29 En zij kwamen in het land Kanaän bij hun vader Jakob, en zij vertelden hem al wat hun overkomen was:
30 Die man, de heer van dat land, sprak harde woorden tegen ons en hield ons voor spionnen van het land.
31 Maar wij zeiden tegen hem: Wij zijn eerlijke mensen , wij zijn geen spionnen.
32 Wij waren twaalf broers, zonen van onze vader; een is er niet meer , en de jongste is heden nog bij onze vader in het land Kanaän.
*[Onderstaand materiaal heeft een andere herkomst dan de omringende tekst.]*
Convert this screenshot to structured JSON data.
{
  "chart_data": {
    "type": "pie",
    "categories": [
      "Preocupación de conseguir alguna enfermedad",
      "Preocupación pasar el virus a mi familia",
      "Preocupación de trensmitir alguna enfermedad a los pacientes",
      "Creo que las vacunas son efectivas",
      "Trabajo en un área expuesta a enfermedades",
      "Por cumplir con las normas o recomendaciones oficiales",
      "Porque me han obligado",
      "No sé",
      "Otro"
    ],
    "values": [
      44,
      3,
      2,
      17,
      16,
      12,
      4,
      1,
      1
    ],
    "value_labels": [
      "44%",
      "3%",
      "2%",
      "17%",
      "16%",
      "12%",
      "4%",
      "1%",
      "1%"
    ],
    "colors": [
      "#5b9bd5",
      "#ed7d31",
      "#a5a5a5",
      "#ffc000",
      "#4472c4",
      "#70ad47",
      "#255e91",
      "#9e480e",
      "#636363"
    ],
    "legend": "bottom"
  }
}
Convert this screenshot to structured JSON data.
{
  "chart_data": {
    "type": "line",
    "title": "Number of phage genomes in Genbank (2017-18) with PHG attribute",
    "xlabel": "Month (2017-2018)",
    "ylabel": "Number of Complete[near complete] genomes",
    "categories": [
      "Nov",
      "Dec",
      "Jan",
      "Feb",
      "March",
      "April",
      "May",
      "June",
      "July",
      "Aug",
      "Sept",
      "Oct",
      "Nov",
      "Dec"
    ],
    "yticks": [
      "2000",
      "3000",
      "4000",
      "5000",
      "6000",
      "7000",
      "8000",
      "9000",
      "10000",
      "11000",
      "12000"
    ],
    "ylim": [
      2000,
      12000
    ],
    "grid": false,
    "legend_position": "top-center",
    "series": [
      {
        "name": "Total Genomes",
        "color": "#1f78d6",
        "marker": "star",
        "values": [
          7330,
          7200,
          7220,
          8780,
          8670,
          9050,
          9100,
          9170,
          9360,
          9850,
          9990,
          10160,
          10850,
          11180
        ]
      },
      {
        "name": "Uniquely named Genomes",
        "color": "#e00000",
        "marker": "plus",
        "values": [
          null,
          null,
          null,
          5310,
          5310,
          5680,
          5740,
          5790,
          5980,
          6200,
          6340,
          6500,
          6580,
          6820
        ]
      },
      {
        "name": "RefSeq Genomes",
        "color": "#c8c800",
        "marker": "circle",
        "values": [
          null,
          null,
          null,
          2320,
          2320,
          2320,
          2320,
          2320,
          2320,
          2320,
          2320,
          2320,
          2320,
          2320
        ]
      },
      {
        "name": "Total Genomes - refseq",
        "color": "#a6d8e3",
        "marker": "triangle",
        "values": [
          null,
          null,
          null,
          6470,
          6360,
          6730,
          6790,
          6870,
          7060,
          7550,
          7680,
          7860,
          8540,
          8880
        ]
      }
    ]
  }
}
33 Toen zei die man, de heer van dat land, tegen ons: Hierdoor zal ik te weten komen dat u eerlijke mensen bent: laat een van uw broers bij mij, neem koren mee om de honger van uw gezinnen te stillen , en ga op weg .
34 Breng uw jongste broer naar mij toe; dan zal ik weten dat u geen spionnen bent, maar eerlijke mensen . Uw broer zal ik aan u teruggeven, en u kunt vrij in dit land rondtrekken.
35 En het gebeurde, toen zij hun zakken leegmaakten, zie, ieders geldbuidel zat in zijn zak! Zij zagen hun geldbuidels, zij en hun vader, en zij werden bevreesd.
36 Toen zei Jakob, hun vader, tegen hen: Jullie beroven mij van kinderen! Jozef is er niet meer , en Simeon is er niet; nu willen jullie Benjamin ook nog meenemen! Al deze dingen zijn tegen mij!
37 Toen zei Ruben tegen zijn vader: U mag mijn twee zonen doden, als ik hem niet bij u terugbreng! Geef hem in mijn hand en ik zal hem bij u terugbrengen!
38 Maar hij zei: Mijn zoon zal niet met jullie meetrekken, want zijn broer is dood en alleen hij is overgebleven. Als hem een ongeluk overkomt op de weg die jullie zullen gaan, dan zullen jullie mijn grijze haar met verdriet in het graf laten neerdalen.